定常モデルの典型的な例として、自己回帰移動平均モデル(ARMAモデル)があります。
ARMAモデルは自己回帰(AR)過程と移動平均(MA)過程を組み合わせたもので、定常性の条件を満たす範囲で過去のデータから未来を予測します。
自己回帰過程(AR過程)
自己回帰過程は、現在の値が過去数期のデータ値の線形結合として表現されるモデルです。
例えば、AR(1)モデルでは、直前のデータをもとに現在の値を予測します。
移動平均過程(MA過程)
移動平均過程は、現在の値が過去の誤差項(ランダムノイズ)の線形結合として表現されるモデルです。
MA(1)モデルでは、過去の誤差項に基づいて現在の値を予測します。
非定常モデルとは
非定常モデルは、その名の通り平均、分散、共分散が時間とともに変化するモデルです。
つまり、時間の経過に伴いデータの特性が変化します。
多くの現実のデータは非定常性を示すことが多く、これに対応するためには非定常性を考慮したモデルを使用する必要があります。
ARIMAモデル
ARIMAモデルは、自己回帰(AR)過程、差分(I:積分)、移動平均(MA)過程から構築されるモデルで、非定常性を持つ時系列データを解析、予測するために非常に広く使われています。
非定常データを差分を取ることで定常データに変換し、ARMAモデルを適用することができます。
GARCHモデル
GARCH(Generalized Autoregressive Conditional Heteroskedasticity)モデルは特に金融時系列データにおいて使用されることが多いモデルです。

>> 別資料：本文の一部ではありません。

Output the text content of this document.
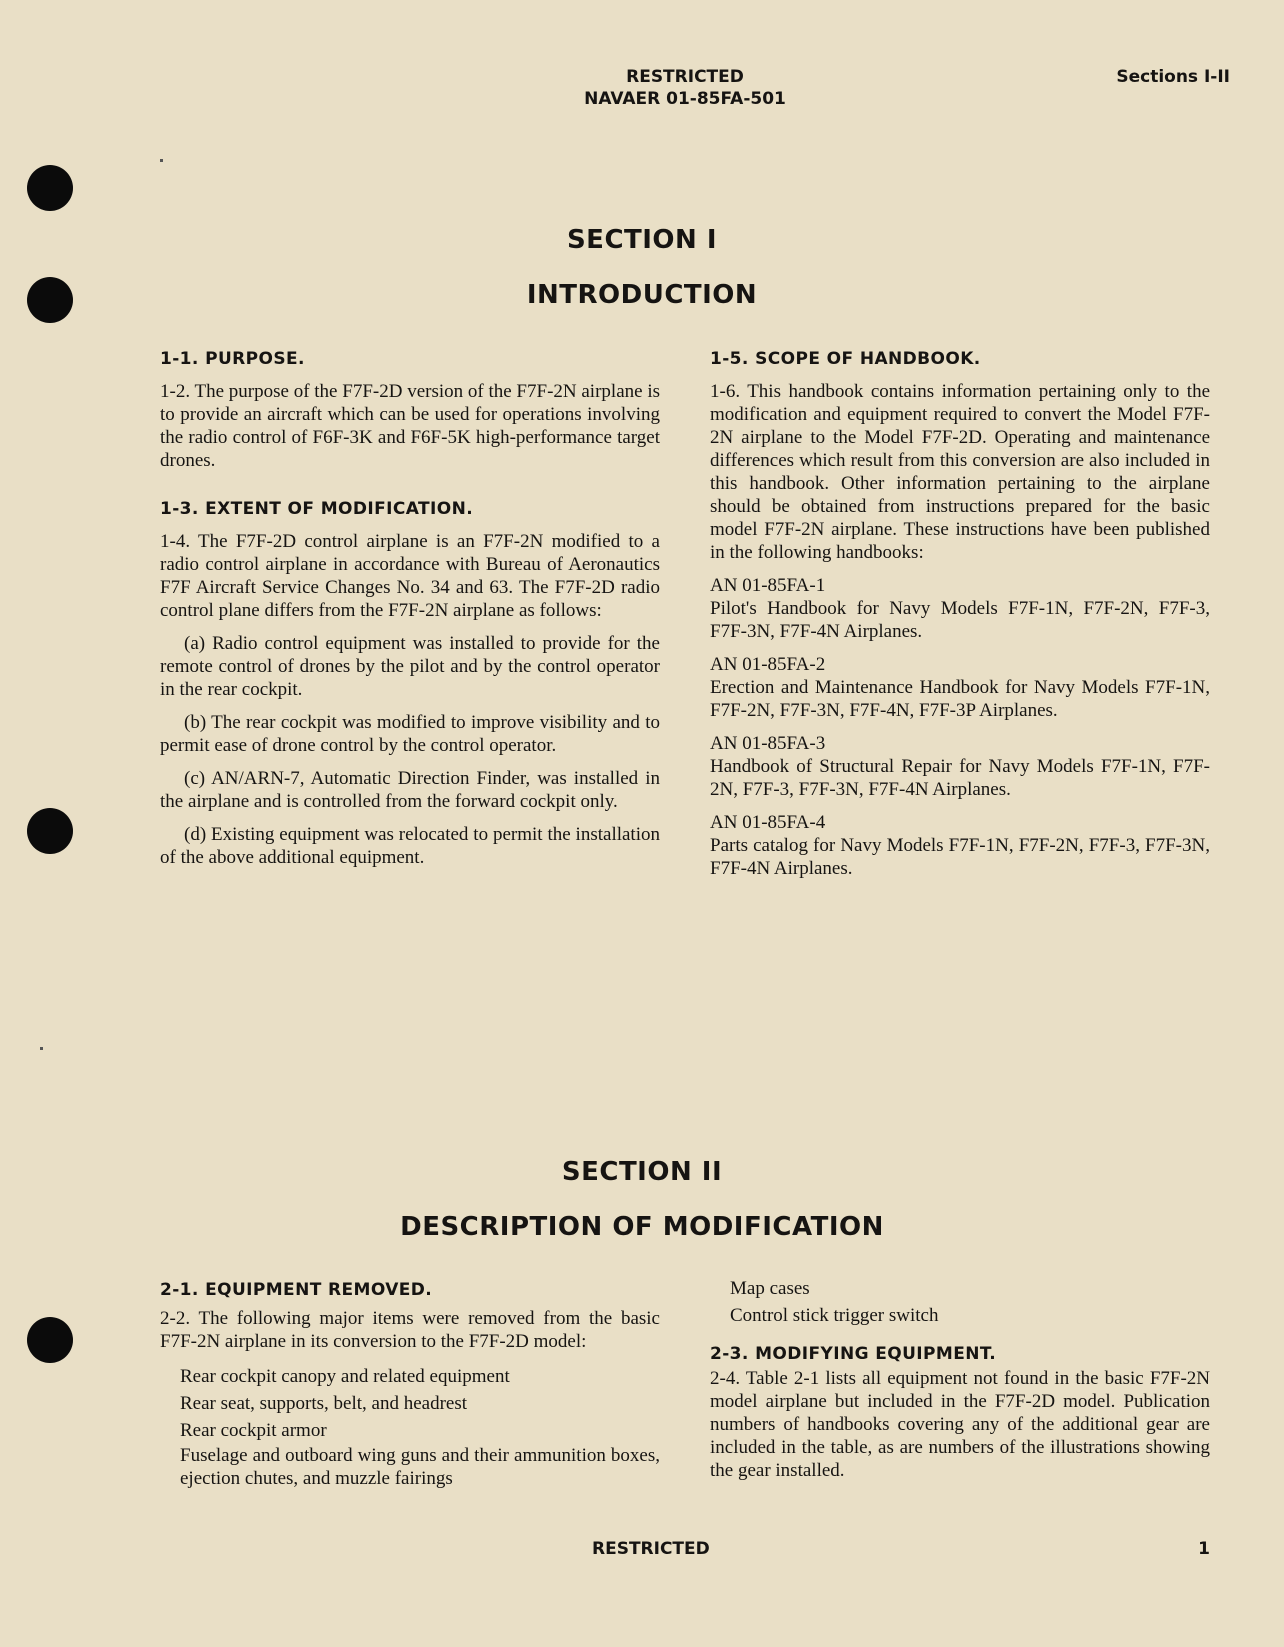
RESTRICTED
NAVAER 01-85FA-501
Sections I-II
SECTION I
INTRODUCTION
1-1. PURPOSE.

1-2. The purpose of the F7F-2D version of the F7F-2N airplane is to provide an aircraft which can be used for operations involving the radio control of F6F-3K and F6F-5K high-performance target drones.

1-3. EXTENT OF MODIFICATION.

1-4. The F7F-2D control airplane is an F7F-2N modified to a radio control airplane in accordance with Bureau of Aeronautics F7F Aircraft Service Changes No. 34 and 63. The F7F-2D radio control plane differs from the F7F-2N airplane as follows:

(a) Radio control equipment was installed to provide for the remote control of drones by the pilot and by the control operator in the rear cockpit.

(b) The rear cockpit was modified to improve visibility and to permit ease of drone control by the control operator.

(c) AN/ARN-7, Automatic Direction Finder, was installed in the airplane and is controlled from the forward cockpit only.

(d) Existing equipment was relocated to permit the installation of the above additional equipment.

1-5. SCOPE OF HANDBOOK.

1-6. This handbook contains information pertaining only to the modification and equipment required to convert the Model F7F-2N airplane to the Model F7F-2D. Operating and maintenance differences which result from this conversion are also included in this handbook. Other information pertaining to the airplane should be obtained from instructions prepared for the basic model F7F-2N airplane. These instructions have been published in the following handbooks:

AN 01-85FA-1

Pilot's Handbook for Navy Models F7F-1N, F7F-2N, F7F-3, F7F-3N, F7F-4N Airplanes.

AN 01-85FA-2

Erection and Maintenance Handbook for Navy Models F7F-1N, F7F-2N, F7F-3N, F7F-4N, F7F-3P Airplanes.

AN 01-85FA-3

Handbook of Structural Repair for Navy Models F7F-1N, F7F-2N, F7F-3, F7F-3N, F7F-4N Airplanes.

AN 01-85FA-4

Parts catalog for Navy Models F7F-1N, F7F-2N, F7F-3, F7F-3N, F7F-4N Airplanes.

SECTION II
DESCRIPTION OF MODIFICATION
2-1. EQUIPMENT REMOVED.

2-2. The following major items were removed from the basic F7F-2N airplane in its conversion to the F7F-2D model:

Rear cockpit canopy and related equipment
Rear seat, supports, belt, and headrest
Rear cockpit armor
Fuselage and outboard wing guns and their ammunition boxes, ejection chutes, and muzzle fairings
Map cases
Control stick trigger switch
2-3. MODIFYING EQUIPMENT.

2-4. Table 2-1 lists all equipment not found in the basic F7F-2N model airplane but included in the F7F-2D model. Publication numbers of handbooks covering any of the additional gear are included in the table, as are numbers of the illustrations showing the gear installed.

RESTRICTED	1
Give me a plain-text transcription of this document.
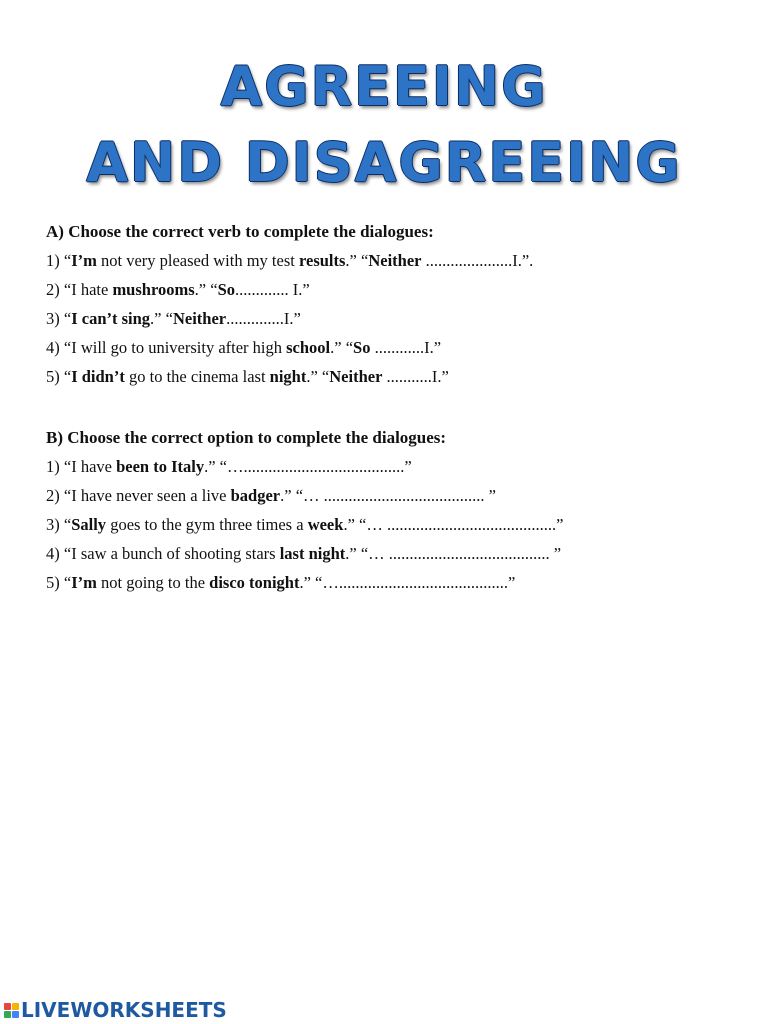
AGREEING
AND DISAGREEING

A) Choose the correct verb to complete the dialogues:

1) “I’m not very pleased with my test results.” “Neither .....................I.”.

2) “I hate mushrooms.” “So............. I.”

3) “I can’t sing.” “Neither..............I.”

4) “I will go to university after high school.” “So ............I.”

5) “I didn’t go to the cinema last night.” “Neither ...........I.”

B) Choose the correct option to complete the dialogues:

1) “I have been to Italy.” “….......................................”

2) “I have never seen a live badger.” “… ....................................... ”

3) “Sally goes to the gym three times a week.” “… .........................................”

4) “I saw a bunch of shooting stars last night.” “… ....................................... ”

5) “I’m not going to the disco tonight.” “….........................................”

LIVEWORKSHEETS
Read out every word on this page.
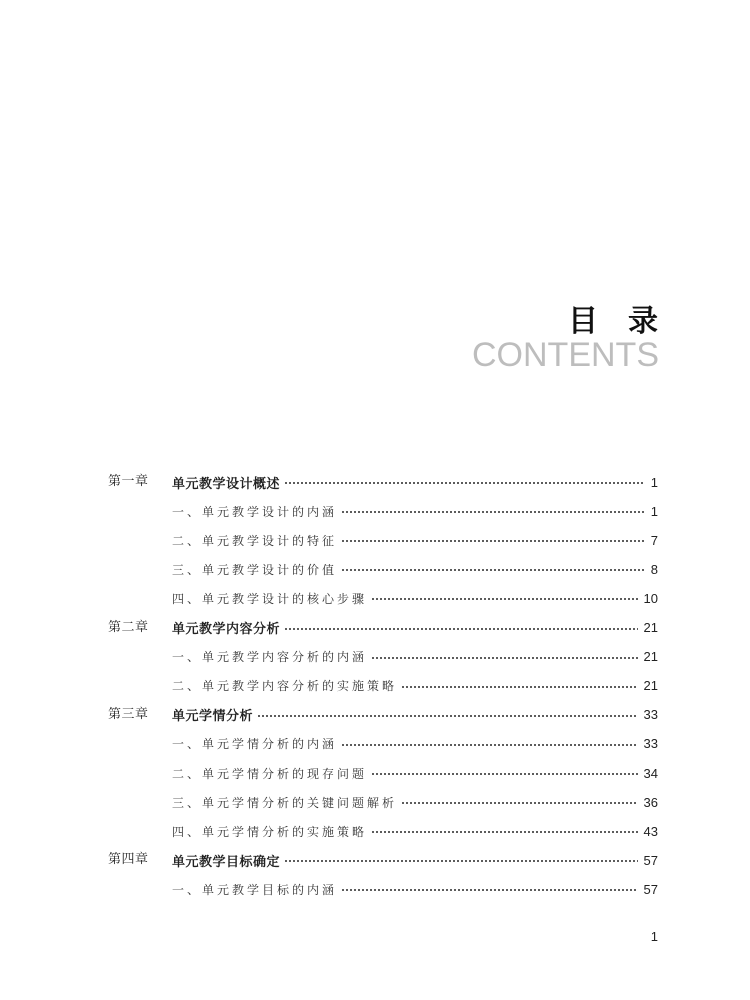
目录
CONTENTS
第一章 单元教学设计概述	1
一、单元教学设计的内涵	1
二、单元教学设计的特征	7
三、单元教学设计的价值	8
四、单元教学设计的核心步骤	10
第二章 单元教学内容分析	21
一、单元教学内容分析的内涵	21
二、单元教学内容分析的实施策略	21
第三章 单元学情分析	33
一、单元学情分析的内涵	33
二、单元学情分析的现存问题	34
三、单元学情分析的关键问题解析	36
四、单元学情分析的实施策略	43
第四章 单元教学目标确定	57
一、单元教学目标的内涵	57
1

このモデルは、時変的な分散(ボラティリティ)を考慮できるため、株価や為替、商品の価格変動などのボラティリティが高いデータを解析するのに適しています。
定常モデル、非定常モデルの適用例
製造業や流通業界では、需要予測や供給計画の策定が非常に重要です。
例えば部品の在庫管理を行う場合に過去の販売データを基に需要を予測することは常態です。
定常モデルでの予測が適用できる場合もありますが、外部要因や季節性の影響により非定常性があるデータには、ARIMAモデルを活用することでより精度が高い予測を行えるでしょう。
また、製品の市場価格の変動分析にはGARCHモデルを用いることが効果的であります。
輸出入業者にとって、為替レートの予測はリスク管理の要となり、このようなケースではGARCHモデルによるボラティリティの予測が非常に有用です。
まとめ
製造業、流通業など、データ分析を行う現場において、定常モデル、非定常モデルを適用することで一層の効率化が見込めます。
時系列データの特性を理解し、適切なモデルを選ぶことで、より信頼性のある予測を行うことが可能です。
特に、外部要因の影響を受けやすい製造業の現場では、両者を的確に使い分けることによって、需要予測や供給計画の策定を高度化し、競争力を高めることができるでしょう。